S'il est une excursion à faire au départ de Lalibela, la voici. Cette petite merveille est accessible en taxi (comptez 800 birrs à partager). Il est également possible de parcourir les 20 km à dos de mule, ou en cinq heures de marche, la récompense sera à la hauteur de l’effort demandé ! Au centre du village de Bilbila, un panneau indique le chemin sur la droite menant à l’église au bout d’une piste de 12 km. Après quelques minutes de marche au cœur d’une forêt luxuriante, on arrive à l’église dissimulée au fond d’une grotte, derrière un mur de parpaing censé la protéger des infiltrations.

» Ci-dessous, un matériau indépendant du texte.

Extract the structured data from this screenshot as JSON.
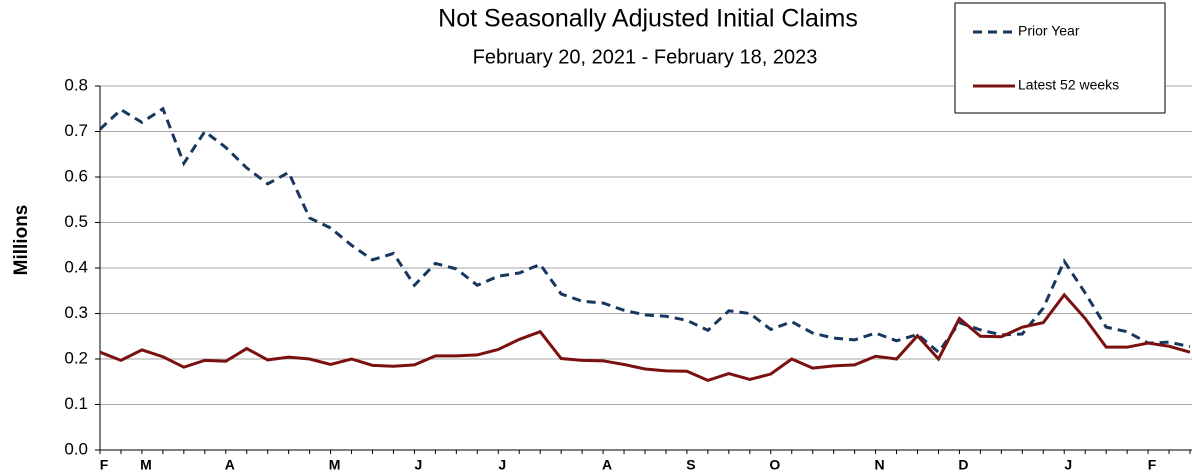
{
  "chart_data": {
    "type": "line",
    "title": "Not Seasonally Adjusted Initial Claims",
    "subtitle": "February 20, 2021  - February 18, 2023",
    "y_label": "Millions",
    "categories": [
      "F",
      null,
      "M",
      null,
      null,
      null,
      "A",
      null,
      null,
      null,
      null,
      "M",
      null,
      null,
      null,
      "J",
      null,
      null,
      null,
      "J",
      null,
      null,
      null,
      null,
      "A",
      null,
      null,
      null,
      "S",
      null,
      null,
      null,
      "O",
      null,
      null,
      null,
      null,
      "N",
      null,
      null,
      null,
      "D",
      null,
      null,
      null,
      null,
      "J",
      null,
      null,
      null,
      "F",
      null,
      null
    ],
    "series": [
      {
        "name": "Prior Year",
        "color": "#17375e",
        "dash": true,
        "values": [
          0.705,
          0.748,
          0.72,
          0.75,
          0.63,
          0.7,
          0.665,
          0.62,
          0.585,
          0.61,
          0.51,
          0.488,
          0.45,
          0.418,
          0.432,
          0.362,
          0.41,
          0.398,
          0.362,
          0.382,
          0.389,
          0.408,
          0.343,
          0.327,
          0.323,
          0.307,
          0.297,
          0.294,
          0.285,
          0.263,
          0.306,
          0.3,
          0.265,
          0.282,
          0.257,
          0.246,
          0.242,
          0.257,
          0.24,
          0.254,
          0.215,
          0.28,
          0.264,
          0.253,
          0.255,
          0.312,
          0.415,
          0.345,
          0.27,
          0.26,
          0.235,
          0.237,
          0.227
        ]
      },
      {
        "name": "Latest 52 weeks",
        "color": "#7b1010",
        "dash": false,
        "values": [
          0.215,
          0.197,
          0.22,
          0.205,
          0.182,
          0.197,
          0.195,
          0.223,
          0.198,
          0.204,
          0.2,
          0.188,
          0.2,
          0.186,
          0.184,
          0.187,
          0.207,
          0.207,
          0.209,
          0.221,
          0.243,
          0.26,
          0.201,
          0.197,
          0.196,
          0.188,
          0.178,
          0.174,
          0.173,
          0.153,
          0.168,
          0.155,
          0.167,
          0.2,
          0.18,
          0.185,
          0.187,
          0.206,
          0.2,
          0.251,
          0.2,
          0.289,
          0.25,
          0.249,
          0.27,
          0.28,
          0.341,
          0.289,
          0.226,
          0.226,
          0.235,
          0.228,
          0.215
        ]
      }
    ],
    "ylim": [
      0,
      0.8
    ],
    "yticks": [
      {
        "value": 0,
        "label": "0.0"
      },
      0.1,
      0.2,
      0.3,
      0.4,
      0.5,
      0.6,
      0.7,
      0.8
    ],
    "grid": true,
    "legend": "top-right"
  }
}
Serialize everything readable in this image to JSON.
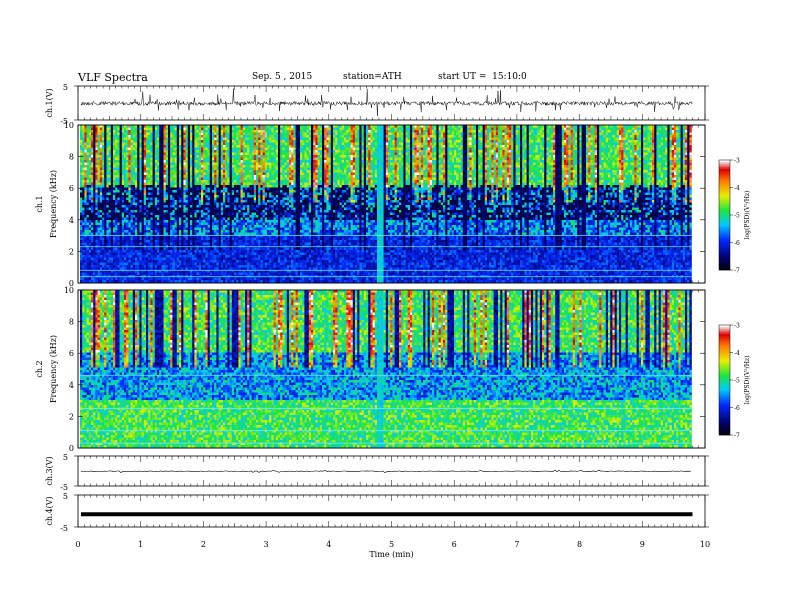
{
  "header": {
    "title": "VLF Spectra",
    "date": "Sep. 5 , 2015",
    "station": "station=ATH",
    "start_ut": "start UT =  15:10:0"
  },
  "chart_data": [
    {
      "type": "line",
      "panel": "ch1-waveform",
      "ylabel": "ch.1(V)",
      "ylim": [
        -5,
        5
      ],
      "yticks": [
        "5",
        "-5"
      ]
    },
    {
      "type": "heatmap",
      "panel": "ch1-spectrogram",
      "ylabel_top": "ch.1",
      "ylabel": "Frequency (kHz)",
      "ylim": [
        0,
        10
      ],
      "yticks": [
        "0",
        "2",
        "4",
        "6",
        "8",
        "10"
      ],
      "colorbar": {
        "label": "log(PSD)(V²/Hz)",
        "range": [
          -7,
          -3
        ],
        "ticks": [
          "-3",
          "-4",
          "-5",
          "-6",
          "-7"
        ]
      },
      "dropout_time_min": 4.8
    },
    {
      "type": "heatmap",
      "panel": "ch2-spectrogram",
      "ylabel_top": "ch.2",
      "ylabel": "Frequency (kHz)",
      "ylim": [
        0,
        10
      ],
      "yticks": [
        "0",
        "2",
        "4",
        "6",
        "8",
        "10"
      ],
      "colorbar": {
        "label": "log(PSD)(V²/Hz)",
        "range": [
          -7,
          -3
        ],
        "ticks": [
          "-3",
          "-4",
          "-5",
          "-6",
          "-7"
        ]
      },
      "dropout_time_min": 4.8
    },
    {
      "type": "line",
      "panel": "ch3-waveform",
      "ylabel": "ch.3(V)",
      "ylim": [
        -5,
        5
      ],
      "yticks": [
        "5",
        "-5"
      ],
      "level": -0.1
    },
    {
      "type": "line",
      "panel": "ch4-waveform",
      "ylabel": "ch.4(V)",
      "ylim": [
        -5,
        5
      ],
      "yticks": [
        "5",
        "-5"
      ],
      "level": -1
    }
  ],
  "xaxis": {
    "label": "Time (min)",
    "xlim": [
      0,
      10
    ],
    "ticks": [
      "0",
      "1",
      "2",
      "3",
      "4",
      "5",
      "6",
      "7",
      "8",
      "9",
      "10"
    ],
    "data_end_min": 9.8
  }
}
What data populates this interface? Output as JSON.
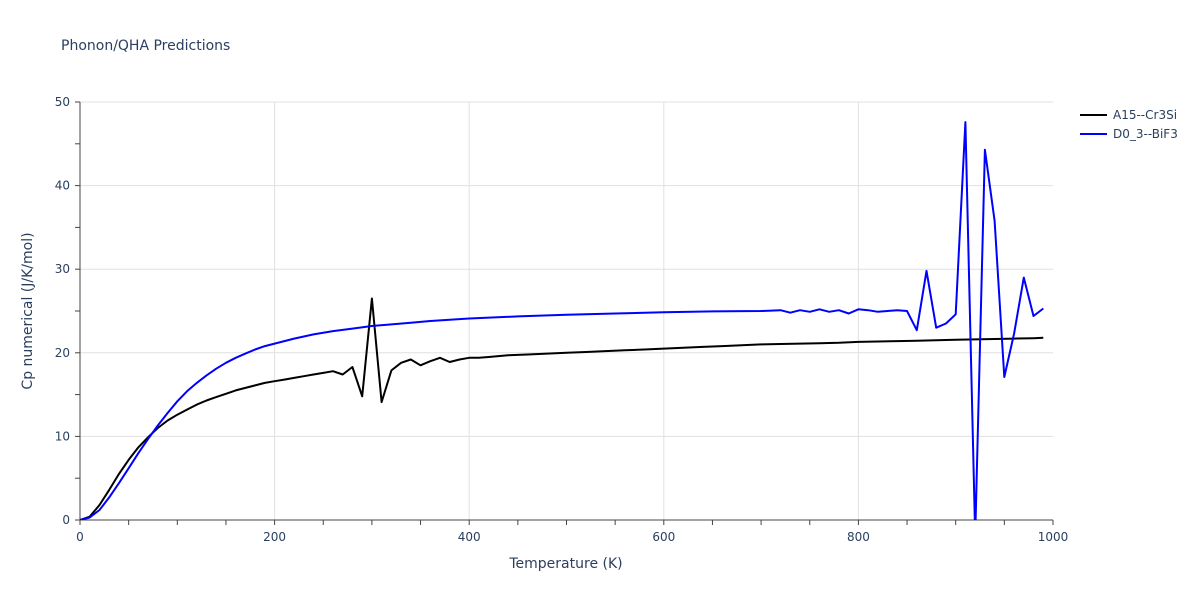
{
  "chart_data": {
    "type": "line",
    "title": "Phonon/QHA Predictions",
    "xlabel": "Temperature (K)",
    "ylabel": "Cp numerical (J/K/mol)",
    "xlim": [
      0,
      1000
    ],
    "ylim": [
      0,
      50
    ],
    "xticks": [
      0,
      200,
      400,
      600,
      800,
      1000
    ],
    "yticks": [
      0,
      10,
      20,
      30,
      40,
      50
    ],
    "grid": true,
    "legend_position": "top-right",
    "colors": {
      "A15--Cr3Si": "#000000",
      "D0_3--BiF3": "#0000ff"
    },
    "series": [
      {
        "name": "A15--Cr3Si",
        "color": "#000000",
        "x": [
          0,
          10,
          20,
          30,
          40,
          50,
          60,
          70,
          80,
          90,
          100,
          110,
          120,
          130,
          140,
          150,
          160,
          170,
          180,
          190,
          200,
          210,
          220,
          230,
          240,
          250,
          260,
          270,
          280,
          290,
          300,
          310,
          320,
          330,
          340,
          350,
          360,
          370,
          380,
          390,
          400,
          410,
          420,
          440,
          460,
          480,
          500,
          520,
          540,
          560,
          580,
          600,
          620,
          640,
          660,
          680,
          700,
          720,
          740,
          760,
          780,
          800,
          820,
          840,
          860,
          880,
          900,
          920,
          940,
          960,
          980,
          990
        ],
        "y": [
          0,
          0.4,
          1.8,
          3.6,
          5.5,
          7.2,
          8.7,
          9.9,
          11.0,
          11.9,
          12.6,
          13.2,
          13.8,
          14.3,
          14.7,
          15.1,
          15.5,
          15.8,
          16.1,
          16.4,
          16.6,
          16.8,
          17.0,
          17.2,
          17.4,
          17.6,
          17.8,
          17.4,
          18.3,
          14.8,
          26.5,
          14.1,
          17.9,
          18.8,
          19.2,
          18.5,
          19.0,
          19.4,
          18.9,
          19.2,
          19.4,
          19.4,
          19.5,
          19.7,
          19.8,
          19.9,
          20.0,
          20.1,
          20.2,
          20.3,
          20.4,
          20.5,
          20.6,
          20.7,
          20.8,
          20.9,
          21.0,
          21.05,
          21.1,
          21.15,
          21.2,
          21.3,
          21.35,
          21.4,
          21.45,
          21.5,
          21.55,
          21.6,
          21.65,
          21.7,
          21.75,
          21.8
        ]
      },
      {
        "name": "D0_3--BiF3",
        "color": "#0000ff",
        "x": [
          0,
          10,
          20,
          30,
          40,
          50,
          60,
          70,
          80,
          90,
          100,
          110,
          120,
          130,
          140,
          150,
          160,
          170,
          180,
          190,
          200,
          220,
          240,
          260,
          280,
          300,
          320,
          340,
          360,
          380,
          400,
          450,
          500,
          550,
          600,
          650,
          700,
          720,
          730,
          740,
          750,
          760,
          770,
          780,
          790,
          800,
          810,
          820,
          830,
          840,
          850,
          860,
          870,
          880,
          890,
          900,
          910,
          920,
          930,
          940,
          950,
          960,
          970,
          980,
          990
        ],
        "y": [
          0,
          0.3,
          1.2,
          2.7,
          4.4,
          6.2,
          8.0,
          9.7,
          11.3,
          12.8,
          14.2,
          15.4,
          16.4,
          17.3,
          18.1,
          18.8,
          19.4,
          19.9,
          20.4,
          20.8,
          21.1,
          21.7,
          22.2,
          22.6,
          22.9,
          23.2,
          23.4,
          23.6,
          23.8,
          23.95,
          24.1,
          24.35,
          24.55,
          24.7,
          24.85,
          24.95,
          25.0,
          25.1,
          24.8,
          25.1,
          24.9,
          25.2,
          24.9,
          25.1,
          24.7,
          25.2,
          25.1,
          24.9,
          25.0,
          25.1,
          25.0,
          22.7,
          29.8,
          23.0,
          23.5,
          24.6,
          47.6,
          -2.0,
          44.3,
          35.8,
          17.1,
          22.3,
          29.0,
          24.4,
          25.3
        ]
      }
    ]
  }
}
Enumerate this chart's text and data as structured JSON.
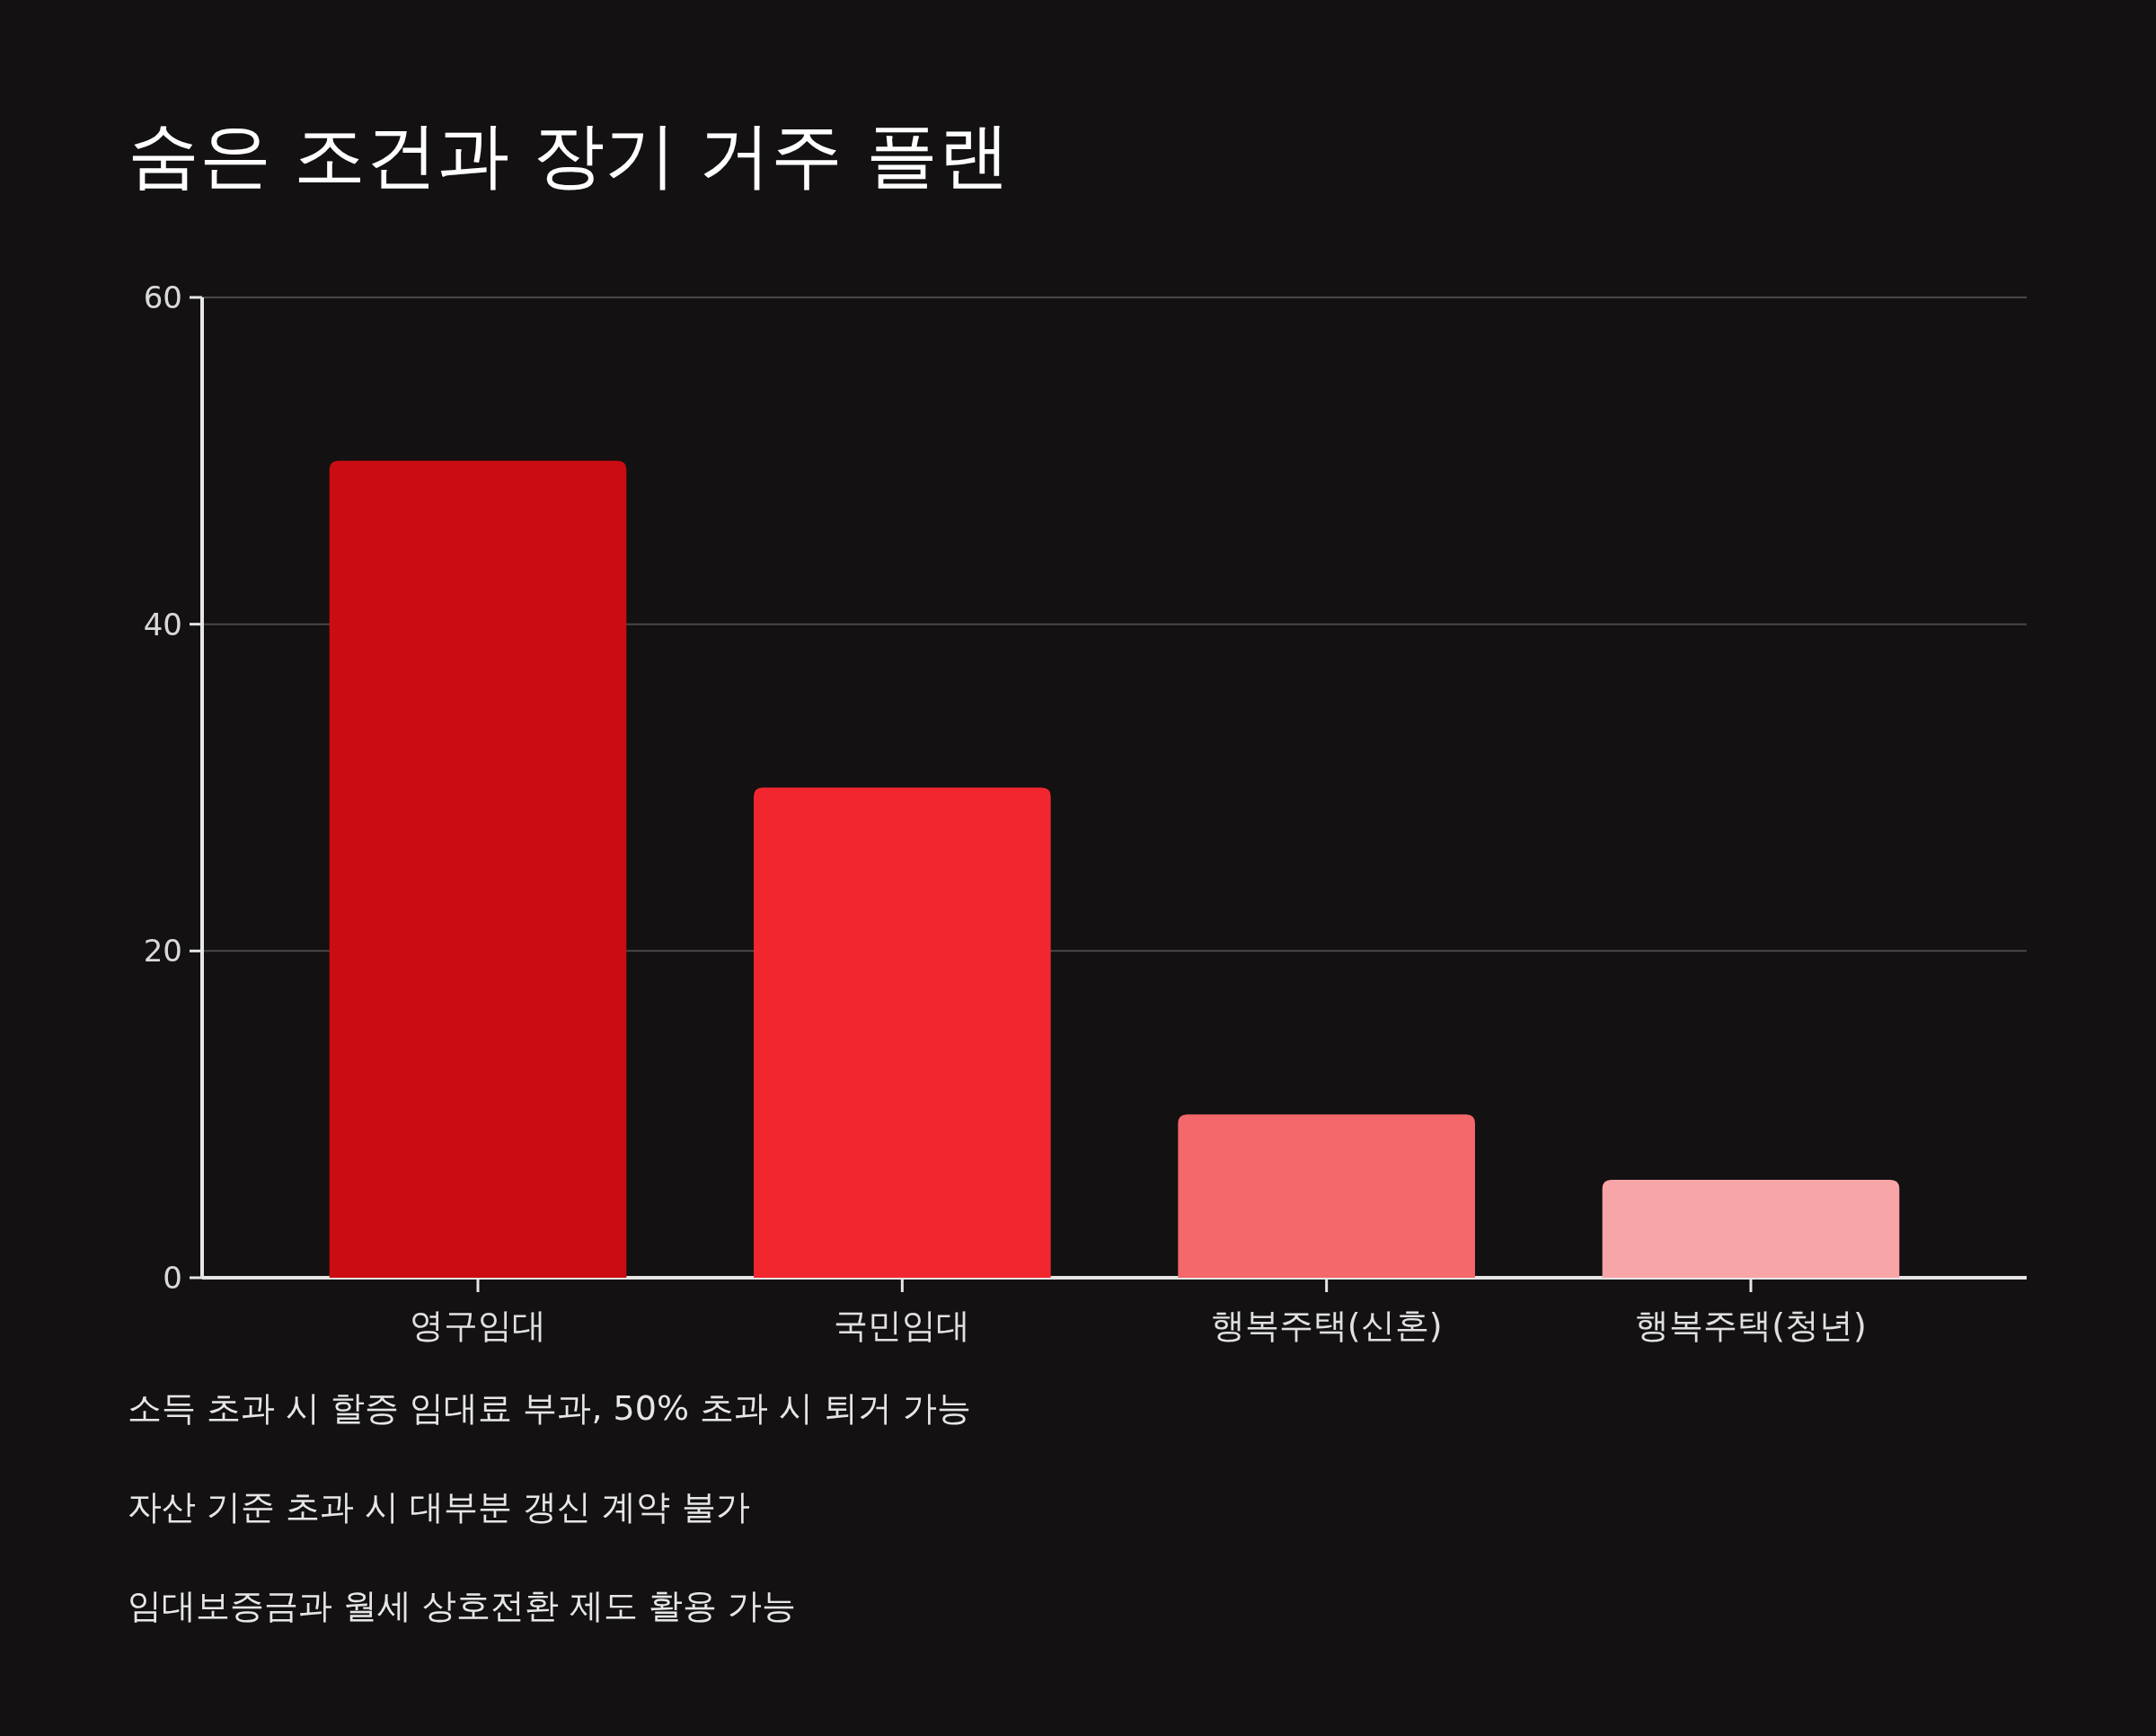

Le sanctuaire, de style axoumite, daté du XIIe siècle, est attribué au souverain Yemrehanna Kristos, prédécesseur de Lalibela. Bâti avec des matériaux rapportés de Jérusalem, d’Egypte et de Syrie, l’édifice repose sur un soubassement envahi par les eaux et symboliserait l’Arche de Noé. La légende rapporte l’intervention de l’ange Gabriel dans la construction du sanctuaire ainsi qu’à plusieurs reprises dans la vie du saint. La façade bicolore (bois et maçonneries enduites) est percée de huit fenêtres, toutes différentes, encadrées de têtes de singes et rappelant les huit humains embarqués sur l’Arche. L’intérieur étonne par la richesse de son décor et notamment par les merveilleuses peintures multicolores des plafonds symbolisant les sept cieux où se déploient d’innombrables motifs géométriques, des croix, un bestiaire... Du plafond en berceau, lui aussi très richement peint, tombent les pendentifs d’or et de pierres précieuses dont le souverain aurait voulu parer son édifice avant d’être rappelé à plus de modestie par Dieu. Les piliers surmontés de chapiteaux sculptés et polychromes, la perfection de arcs en plein cintre et le pavement du sol finissent de donner une sorte de perfection à cette église étonnante. La grotte abrite un autre bâtiment, qui aurait pu être la résidence de Yemrehanna Kristos, ainsi que le mausolée du prêtre-roi, dont la vénération fait l’objet de nombreux pèlerinages. En s’aventurant dans l’obscurité de la caverne, le visiteur découvrira les ossements de plus de 5 700 pèlerins reposant là, à même le sol.
Depuis Bilbila, il est possible de rejoindre, en 5 heures environ, la route principale Weldiya-Mékélé au niveau de la ville de Korem. Cette piste encore peu fréquentée est parsemée de petits villages de huttes traditionnelles et d’églises plantées comme des sentinelles de la religion orthodoxe sur les sommets de ce paysage vallonné.
A 80 km de Bilbila, une bifurcation à gauche mène vers Sokota, à 20 km (marché les mardis et mercredis). Cette ville de 10 000 âmes, où vivent les Agao, descendants de la dynastie zagoué, fut un important centre politique. Là se trouvait le siège des Waagchoum, leaders de l’ancienne région du Lasta. Les corps momifiés de quelques-uns de ces souverains se trouvent dans la très belle église hypogée de Wukré Mestale Kristos, à 5 km à l’est de la ville. De Sokota, une piste permet théoriquement de rejoindre Abbi-Addi puis de traverser le massif du Tembien jusqu’à Adwa. Il est prudent de se renseigner sur l’état de cette piste peu fréquentée avant d’entreprendre le trajet.
En laissant la route de Sokota sur la droite, on rejoint Korem et l’asphalte à 100 km vers l’est. Cette petite ville de 8 000 habitants, située à 2 500 m d’altitude, marque l’entrée dans la région du Tigré.